Researchers at the University of Oregon and UC's Carl H. Lindner College of Business found that everyday shoppers make assumptions about brands that use green colors. The findings, published in the Journal of Business Ethics, hold ethical implications for environmentally friendly branding. A video summary of the research is also available.
Through a series of studies, lead researcher Aparna Sundar, PhD '14, a professor of marketing in the UO's Lundquist College of Business, and co-author James Kellaris, James S. Womack/Gemini Chair of Signage and Visual Marketing at UC’s Lindner College of Business, uncovered evidence that color shapes opinion about eco-friendliness.
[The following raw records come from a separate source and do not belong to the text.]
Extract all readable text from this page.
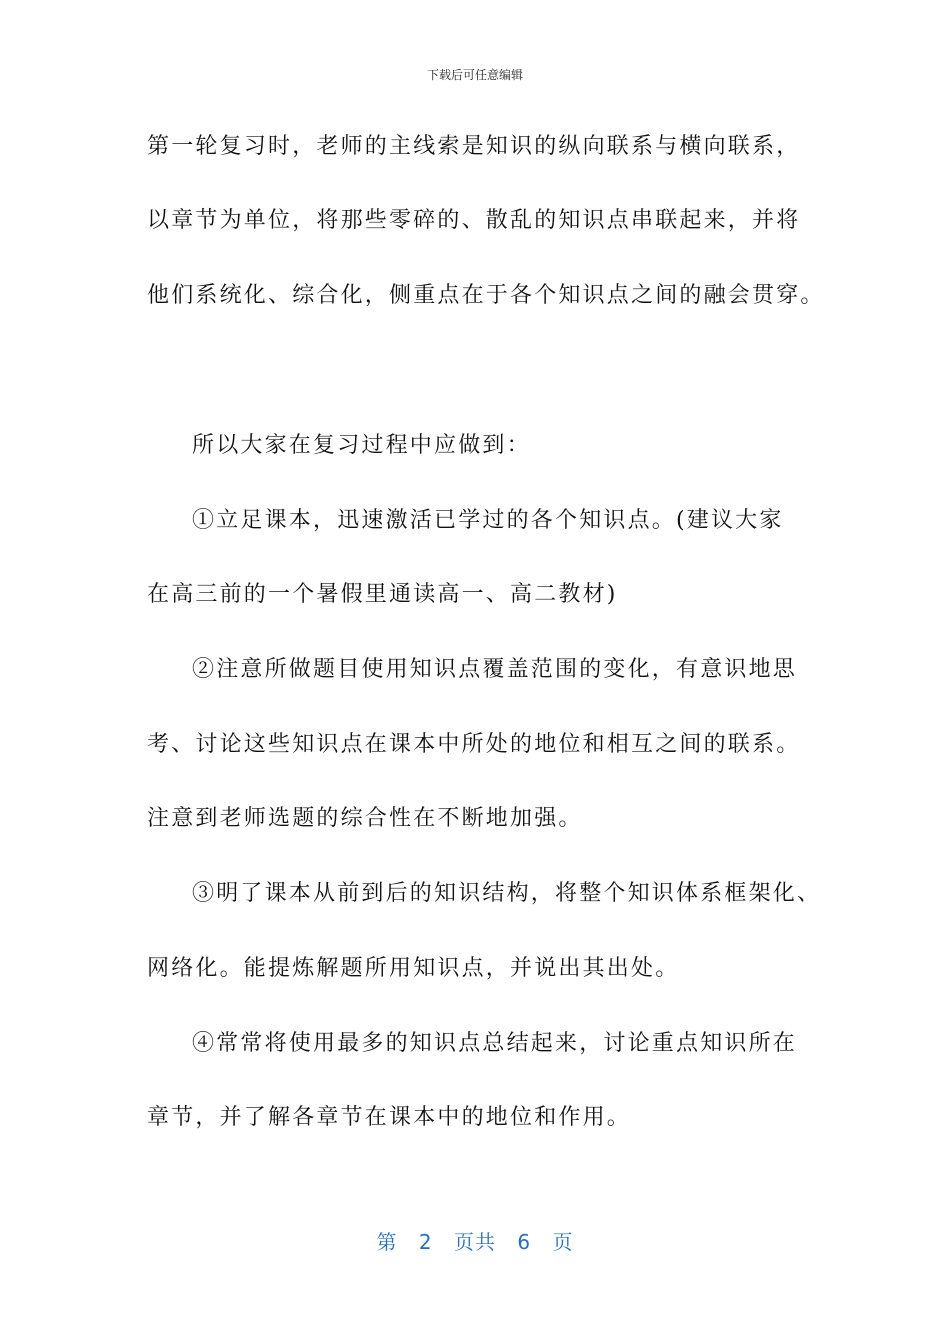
下载后可任意编辑
第一轮复习时，老师的主线索是知识的纵向联系与横向联系，
以章节为单位，将那些零碎的、散乱的知识点串联起来，并将
他们系统化、综合化，侧重点在于各个知识点之间的融会贯穿。
所以大家在复习过程中应做到：
①立足课本，迅速激活已学过的各个知识点。(建议大家
在高三前的一个暑假里通读高一、高二教材)
②注意所做题目使用知识点覆盖范围的变化，有意识地思
考、讨论这些知识点在课本中所处的地位和相互之间的联系。
注意到老师选题的综合性在不断地加强。
③明了课本从前到后的知识结构，将整个知识体系框架化、
网络化。能提炼解题所用知识点，并说出其出处。
④常常将使用最多的知识点总结起来，讨论重点知识所在
章节，并了解各章节在课本中的地位和作用。
第 2 页共 6 页
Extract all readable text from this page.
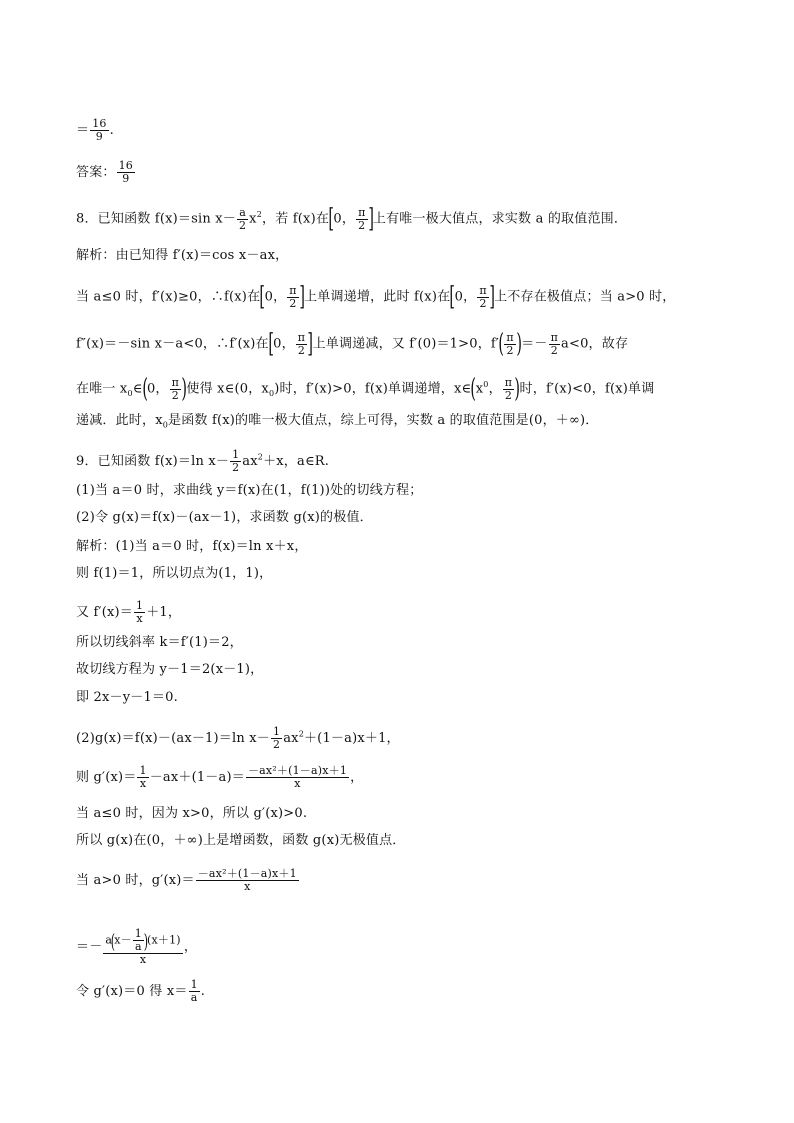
＝ $\frac{16}{9}$ .
答案： $\frac{16}{9}$
8．已知函数 f(x)＝sin $x- \frac{a}{2} x^2$，若 f(x)在[0， $\frac{\pi}{2}$ ]上有唯一极大值点，求实数 a 的取值范围．
解析：由已知得 f′(x)＝cos x－ax，
当 a≤0 时，f′(x)≥0，∴f(x)在[0， $\frac{\pi}{2}$ ]上单调递增，此时 f(x)在[0， $\frac{\pi}{2}$ ]上不存在极值点；当 a>0 时，
f″(x)＝－sin x－a<0，∴f′(x)在[0， $\frac{\pi}{2}$ ]上单调递减，又 f′(0)＝1>0，$f'( \frac{\pi}{2}$ )＝－ $\frac{\pi}{2} a<0$，故存
在唯一 $x_0\in(0$， $\frac{\pi}{2}$ )使得 x∈(0，$x_0$)时，f′(x)>0，f(x)单调递增，$x\in(x^0$， $\frac{\pi}{2}$ )时，f′(x)<0，f(x)单调
递减．此时，$x_0$是函数 f(x)的唯一极大值点，综上可得，实数 a 的取值范围是(0，＋∞)．
9．已知函数 f(x)＝ln $x- \frac{1}{2} ax^2+x$，a∈R.
(1)当 a＝0 时，求曲线 y＝f(x)在(1，f(1))处的切线方程；
(2)令 g(x)＝f(x)－(ax－1)，求函数 g(x)的极值．
解析：(1)当 a＝0 时，f(x)＝ln x＋x，
则 f(1)＝1，所以切点为(1，1)，
又 $f'(x)= \frac{1}{x} +1$，
所以切线斜率 k＝f′(1)＝2，
故切线方程为 y－1＝2(x－1)，
即 2x－y－1＝0.
(2)g(x)＝f(x)－(ax－1)＝ln $x- \frac{1}{2} ax^2+(1-a)x+1$，
则 $g'(x)= \frac{1}{x} -ax+(1-a)= \frac{\text{－ax²＋(1－a)x＋1}}{x}$ ，
当 a≤0 时，因为 x>0，所以 g′(x)>0.
所以 g(x)在(0，＋∞)上是增函数，函数 g(x)无极值点．
当 a>0 时，$g'(x)= \frac{\text{－ax²＋(1－a)x＋1}}{x}$
＝－ $\frac{a(x- \frac{1}{a} )(x+1)}{x}$ ，
令 g′(x)＝0 得 $x= \frac{1}{a}$ .
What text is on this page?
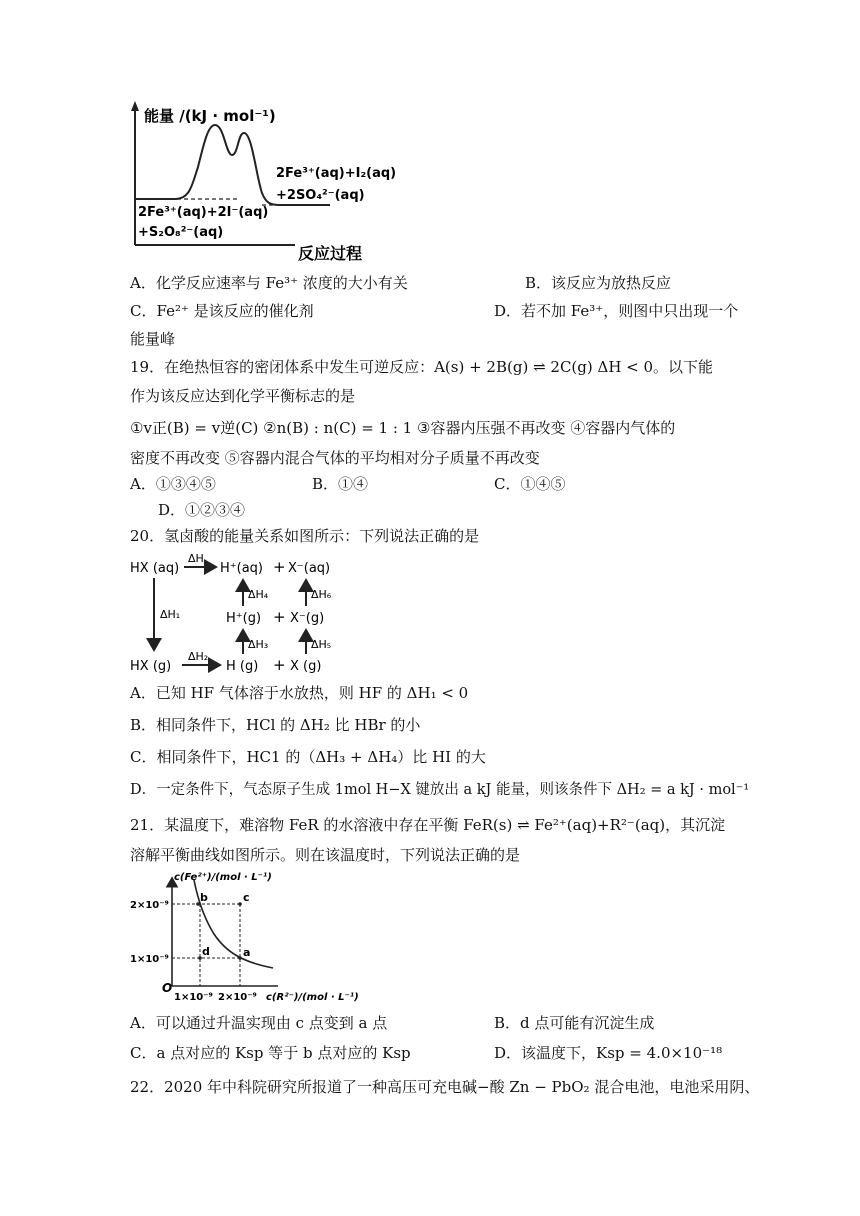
能量 /(kJ · mol⁻¹)
2Fe³⁺(aq)+2I⁻(aq)
+S₂O₈²⁻(aq)
2Fe³⁺(aq)+I₂(aq)
+2SO₄²⁻(aq)
反应过程
A．化学反应速率与 Fe³⁺ 浓度的大小有关	B．该反应为放热反应
C．Fe²⁺ 是该反应的催化剂	D．若不加 Fe³⁺，则图中只出现一个
能量峰
19．在绝热恒容的密闭体系中发生可逆反应：A(s) + 2B(g) ⇌ 2C(g) ΔH < 0。以下能
作为该反应达到化学平衡标志的是
①v正(B) = v逆(C) ②n(B) : n(C) = 1 : 1 ③容器内压强不再改变 ④容器内气体的
密度不再改变 ⑤容器内混合气体的平均相对分子质量不再改变
A．①③④⑤	B．①④	C．①④⑤
D．①②③④
20．氢卤酸的能量关系如图所示：下列说法正确的是
HX (aq)
ΔH
H⁺(aq) + X⁻(aq)
ΔH₁
ΔH₄	ΔH₆
H⁺(g) + X⁻(g)
ΔH₃	ΔH₅
HX (g)
ΔH₂
H (g) + X (g)
A．已知 HF 气体溶于水放热，则 HF 的 ΔH₁ < 0
B．相同条件下，HCl 的 ΔH₂ 比 HBr 的小
C．相同条件下，HC1 的（ΔH₃ + ΔH₄）比 HI 的大
D．一定条件下，气态原子生成 1mol H−X 键放出 a kJ 能量，则该条件下 ΔH₂ = a kJ · mol⁻¹
21．某温度下，难溶物 FeR 的水溶液中存在平衡 FeR(s) ⇌ Fe²⁺(aq)+R²⁻(aq)，其沉淀
溶解平衡曲线如图所示。则在该温度时，下列说法正确的是
b	c
a
d
c(Fe²⁺)/(mol · L⁻¹)
2×10⁻⁹
1×10⁻⁹
O
1×10⁻⁹ 2×10⁻⁹ c(R²⁻)/(mol · L⁻¹)
A．可以通过升温实现由 c 点变到 a 点	B．d 点可能有沉淀生成
C．a 点对应的 Ksp 等于 b 点对应的 Ksp	D．该温度下，Ksp = 4.0×10⁻¹⁸
22．2020 年中科院研究所报道了一种高压可充电碱−酸 Zn − PbO₂ 混合电池，电池采用阴、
“What we’re finding is that color biases the way consumers make ethical judgements,” said Sundar, whose research examines the role of color in identity branding, in this case related to green branding. “Of course green is one of those colors,” she continued, “but blue is also one of those colors that consumers associate with eco-friendliness.”
In one study, the pair worked to pinpoint colors that were highly associated with environmentalism. Shoppers were presented with a fictitious logo that was colored using a color associated with a known brand. Armed with only an unfamiliar logo, the study found that shoppers consider retailers using Walmart’s blue or Sam’s green in their logos to be more eco-friendly than retailers using Trader Joe’s red.
“Interestingly, blue is ‘greener’ than green in terms of conveying an impression of eco-friendliness, despite the frequent use of the word ‘green’ to convey that idea,” Kellaris said.
Once researchers established a set of eco-friendly colors, they also identified colors perceived to be environmentally unfriendly, such as Target’s red. Sundar and Kellaris then developed additional studies to test whether the colors impacted perceptions of the retailer’s environmental friendliness.
Respondents were asked to share whether a fictitious retailer, DAVY Grocery Store, acted ethically in various morally ambiguous scenarios, such as when spraying water on produce. Subjects only saw the logo for DAVY, which was presented in either an eco-friendly color or an unfriendly color. The results show that exposure to a more eco-friendly color in a retailer’s logo influenced consumer judgments, and ethically ambiguous business practices seemed more ethical.
In addition to observed biases in situations of ambiguous ethical practices, follow-up studies within this work found that consumers tended to be more critical of a retailer with an eco-friendly-colored logo when faced with a practice that was definitely ethical or definitely unethical.
While individual differences still play a role in this observed effect of color, Sundar’s and Kellaris' research suggests that color used in a logo has far-reaching consequences on consumers’ perceptions of retailers.